31 of 32 people found the following review helpful
4.0 out of 5 stars Curmugeonly Comedy, 14 Oct. 2010
Evelyn Waugh was a grumpy old so and so. In his lifetime he was very vocal about his dislike of all manner of things particularly those which he considered 'modern'. In this, his first novel, he takes every opportunity to mercilessly satirise such diverse subjects as prison reform, architecture, psychology, the behaviours of modern women and with a little less subtlety... The Welsh. In the hands of lesser authors some of this could be a little clumsy and offensive but Waugh's wit, literary dexterity, lightness of touch and ability to reflect the attitudes and mores of his time easily pull him through. There are some fantastically funny passages. The section detailing the inadequate clergyman Prendergast's musings on marriage for example, is comic genius as is the description of the school sport's day.

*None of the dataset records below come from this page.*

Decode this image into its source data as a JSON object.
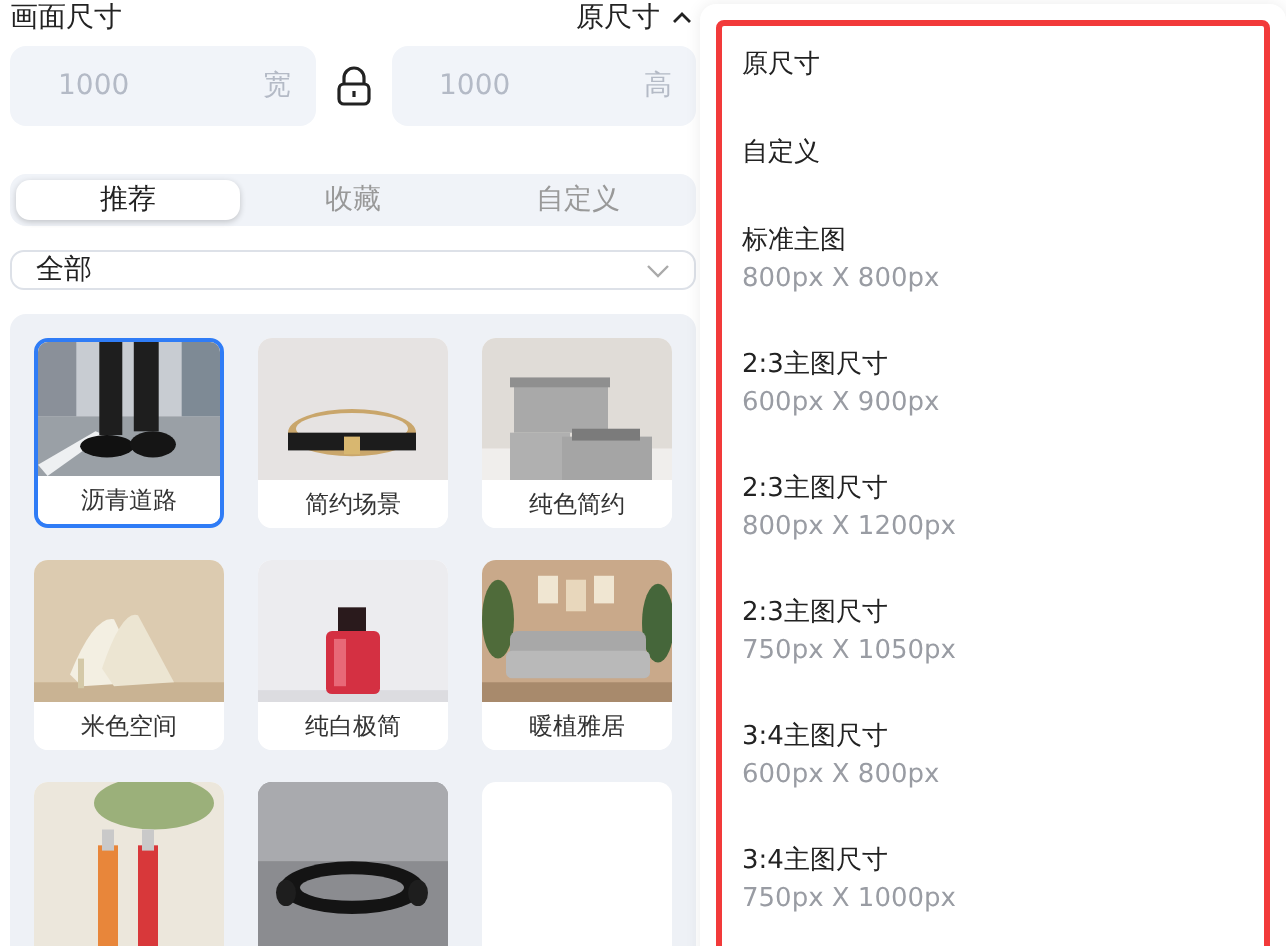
{
  "canvas_size": {
    "label": "画面尺寸",
    "current": "原尺寸",
    "expanded": true
  },
  "width_field": {
    "placeholder": "1000",
    "unit": "宽"
  },
  "height_field": {
    "placeholder": "1000",
    "unit": "高"
  },
  "ratio_locked": true,
  "tabs": [
    {
      "label": "推荐",
      "selected": true
    },
    {
      "label": "收藏",
      "selected": false
    },
    {
      "label": "自定义",
      "selected": false
    }
  ],
  "category_select": {
    "value": "全部"
  },
  "scenes": [
    {
      "label": "沥青道路",
      "selected": true,
      "kind": "picture"
    },
    {
      "label": "简约场景",
      "selected": false,
      "kind": "picture"
    },
    {
      "label": "纯色简约",
      "selected": false,
      "kind": "picture"
    },
    {
      "label": "米色空间",
      "selected": false,
      "kind": "picture"
    },
    {
      "label": "纯白极简",
      "selected": false,
      "kind": "picture"
    },
    {
      "label": "暖植雅居",
      "selected": false,
      "kind": "picture"
    },
    {
      "selected": false,
      "kind": "picture"
    },
    {
      "selected": false,
      "kind": "picture"
    },
    {
      "selected": false,
      "kind": "blank"
    }
  ],
  "size_menu": [
    {
      "label": "原尺寸"
    },
    {
      "label": "自定义"
    },
    {
      "label": "标准主图",
      "size": "800px X 800px"
    },
    {
      "label": "2:3主图尺寸",
      "size": "600px X 900px"
    },
    {
      "label": "2:3主图尺寸",
      "size": "800px X 1200px"
    },
    {
      "label": "2:3主图尺寸",
      "size": "750px X 1050px"
    },
    {
      "label": "3:4主图尺寸",
      "size": "600px X 800px"
    },
    {
      "label": "3:4主图尺寸",
      "size": "750px X 1000px"
    }
  ]
}
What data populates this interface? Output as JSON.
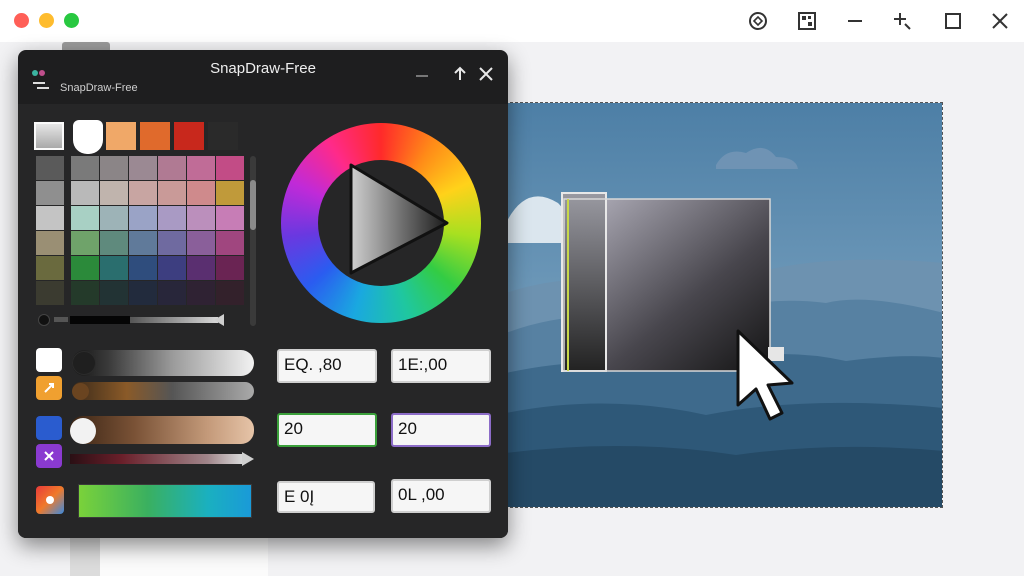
{
  "window": {
    "controls": [
      "extension-icon",
      "qr-icon",
      "minimize-icon",
      "pin-icon",
      "maximize-icon",
      "close-icon"
    ]
  },
  "dialog": {
    "title": "SnapDraw-Free",
    "subtitle": "SnapDraw-Free",
    "controls": [
      "minimize-icon",
      "expand-icon",
      "close-icon"
    ]
  },
  "swatches": [
    "#d8d8d8",
    "#ffffff",
    "#f0a868",
    "#e06a2c",
    "#c8281c",
    "#2a2a2a"
  ],
  "fields": {
    "value_1": "EQ. ,80",
    "value_2": "1E:,00",
    "value_3": "20",
    "value_4": "20",
    "value_5": "E    0Į",
    "value_6": "0L ,00"
  },
  "colors": {
    "dialog_bg": "#1e1e1f",
    "field_green_border": "#3ba03b",
    "field_purple_border": "#8c6cc8"
  }
}
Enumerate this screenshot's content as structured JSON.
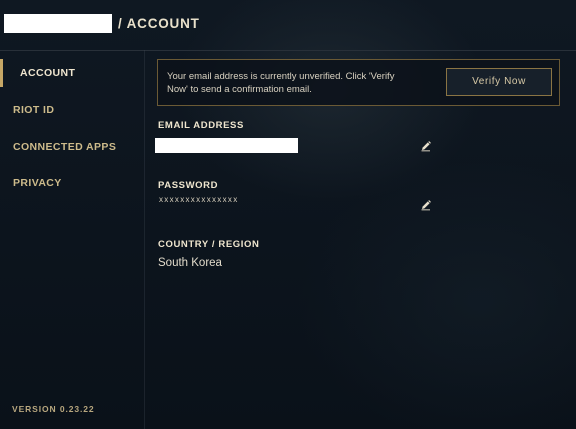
{
  "header": {
    "breadcrumb_separator_title": "/ ACCOUNT"
  },
  "sidebar": {
    "items": [
      {
        "label": "ACCOUNT",
        "active": true
      },
      {
        "label": "RIOT ID",
        "active": false
      },
      {
        "label": "CONNECTED APPS",
        "active": false
      },
      {
        "label": "PRIVACY",
        "active": false
      }
    ],
    "version": "VERSION 0.23.22"
  },
  "notice": {
    "text": "Your email address is currently unverified. Click 'Verify Now' to send a confirmation email.",
    "button_label": "Verify Now"
  },
  "fields": {
    "email_label": "EMAIL ADDRESS",
    "password_label": "PASSWORD",
    "password_value": "xxxxxxxxxxxxxxx",
    "country_label": "COUNTRY / REGION",
    "country_value": "South Korea"
  },
  "icons": {
    "edit": "pencil-icon"
  },
  "colors": {
    "accent_gold": "#c6a766",
    "background": "#0c131c",
    "notice_border": "#6b5a35"
  }
}
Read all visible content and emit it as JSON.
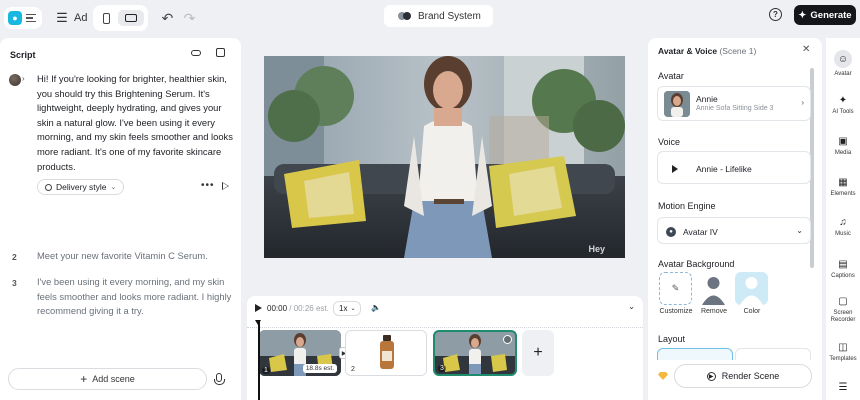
{
  "toolbar": {
    "ad_label": "Ad",
    "brand_label": "Brand System",
    "help_label": "?",
    "generate_label": "Generate"
  },
  "script": {
    "title": "Script",
    "scene1_text": "Hi! If you're looking for brighter, healthier skin, you should try this Brightening Serum. It's lightweight, deeply hydrating, and gives your skin a natural glow. I've been using it every morning, and my skin feels smoother and looks more radiant. It's one of my favorite skincare products.",
    "delivery_style": "Delivery style",
    "scenes": [
      {
        "num": "2",
        "text": "Meet your new favorite Vitamin C Serum."
      },
      {
        "num": "3",
        "text": "I've been using it every morning, and my skin feels smoother and looks more radiant. I highly recommend giving it a try."
      }
    ],
    "add_scene": "Add scene"
  },
  "video": {
    "watermark": "Hey"
  },
  "timeline": {
    "current_time": "00:00",
    "est_time": "/ 00:26 est.",
    "speed": "1x",
    "clips": [
      {
        "num": "1",
        "duration": "18.8s est."
      },
      {
        "num": "2"
      },
      {
        "num": "3"
      }
    ]
  },
  "panel": {
    "title": "Avatar & Voice",
    "scene_ref": "(Scene 1)",
    "avatar_label": "Avatar",
    "avatar_name": "Annie",
    "avatar_sub": "Annie Sofa Sitting Side 3",
    "voice_label": "Voice",
    "voice_name": "Annie - Lifelike",
    "engine_label": "Motion Engine",
    "engine_name": "Avatar IV",
    "bg_label": "Avatar Background",
    "bg_options": [
      "Customize",
      "Remove",
      "Color"
    ],
    "layout_label": "Layout",
    "render_label": "Render Scene"
  },
  "rail": {
    "items": [
      "Avatar",
      "AI Tools",
      "Media",
      "Elements",
      "Music",
      "Captions",
      "Screen Recorder",
      "Templates"
    ]
  },
  "colors": {
    "accent": "#18b8e0",
    "primary_button": "#141619",
    "selected_clip": "#1f8c6e"
  }
}
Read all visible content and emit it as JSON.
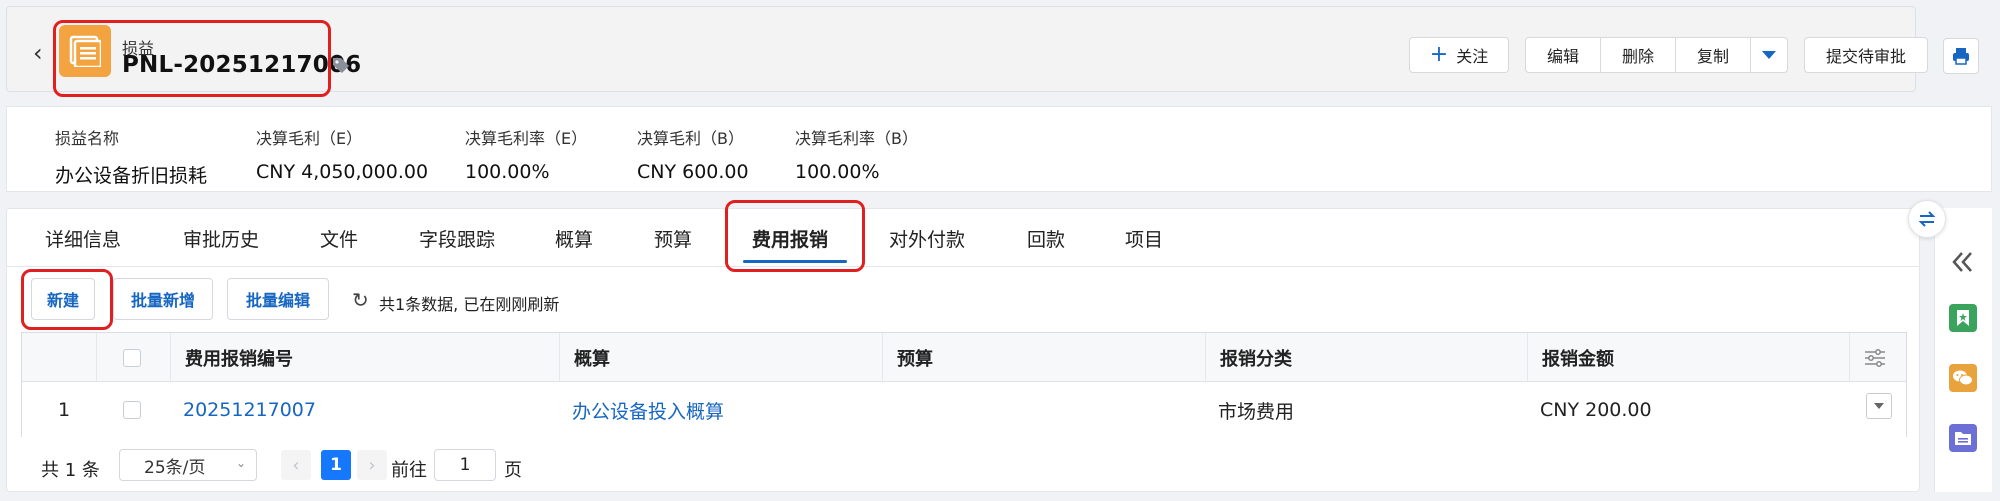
{
  "header": {
    "object_type": "损益",
    "record_code": "PNL-20251217006",
    "actions": {
      "follow": "关注",
      "edit": "编辑",
      "delete": "删除",
      "copy": "复制",
      "submit": "提交待审批"
    }
  },
  "summary": [
    {
      "label": "损益名称",
      "value": "办公设备折旧损耗"
    },
    {
      "label": "决算毛利（E）",
      "value": "CNY 4,050,000.00"
    },
    {
      "label": "决算毛利率（E）",
      "value": "100.00%"
    },
    {
      "label": "决算毛利（B）",
      "value": "CNY 600.00"
    },
    {
      "label": "决算毛利率（B）",
      "value": "100.00%"
    }
  ],
  "tabs": [
    "详细信息",
    "审批历史",
    "文件",
    "字段跟踪",
    "概算",
    "预算",
    "费用报销",
    "对外付款",
    "回款",
    "项目"
  ],
  "active_tab": "费用报销",
  "toolbar": {
    "new": "新建",
    "batch_add": "批量新增",
    "batch_edit": "批量编辑",
    "status": "共1条数据, 已在刚刚刷新"
  },
  "table": {
    "columns": [
      "费用报销编号",
      "概算",
      "预算",
      "报销分类",
      "报销金额"
    ],
    "rows": [
      {
        "index": "1",
        "code": "20251217007",
        "estimate": "办公设备投入概算",
        "budget": "",
        "category": "市场费用",
        "amount": "CNY 200.00"
      }
    ]
  },
  "pagination": {
    "total": "共 1 条",
    "page_size": "25条/页",
    "current_page": "1",
    "goto_label": "前往",
    "goto_value": "1",
    "page_suffix": "页"
  },
  "colors": {
    "accent": "#1766c2",
    "highlight": "#e02020",
    "icon_orange": "#f4a341",
    "rail_green": "#3aa35c",
    "rail_orange": "#e8a33d",
    "rail_purple": "#6b6fd6"
  },
  "icons": [
    "back-arrow-icon",
    "record-icon",
    "tag-icon",
    "plus-icon",
    "chevron-down-icon",
    "print-icon",
    "refresh-icon",
    "column-settings-icon",
    "swap-icon",
    "double-chevron-left-icon",
    "bookmark-icon",
    "wechat-icon",
    "folder-icon"
  ]
}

However, unlike Wodehouse, Waugh was always about more than knockabout comedy and he ably makes some serious points about the changes fast occurring in England between the wars. Perhaps the most powerful impression he conveys is that of the powerlessness of his main character Pennyfeather. All manner of malign influences come to bear on his life at one time or another and he seems incapable of doing anything about them. He drifts from the aristocratic buffoons at Oxford to the pseudo-scholarliness of the pubic school headmaster to the self-serving cruelty of a wealthy woman to the ludicrous pseudo-psychology of a prison warden. He is indeed a feather, blown helplessly from one powerful person to another.

A wonderful book and a great starting point for anyone wanting to get to know one of England's finest writers a little better.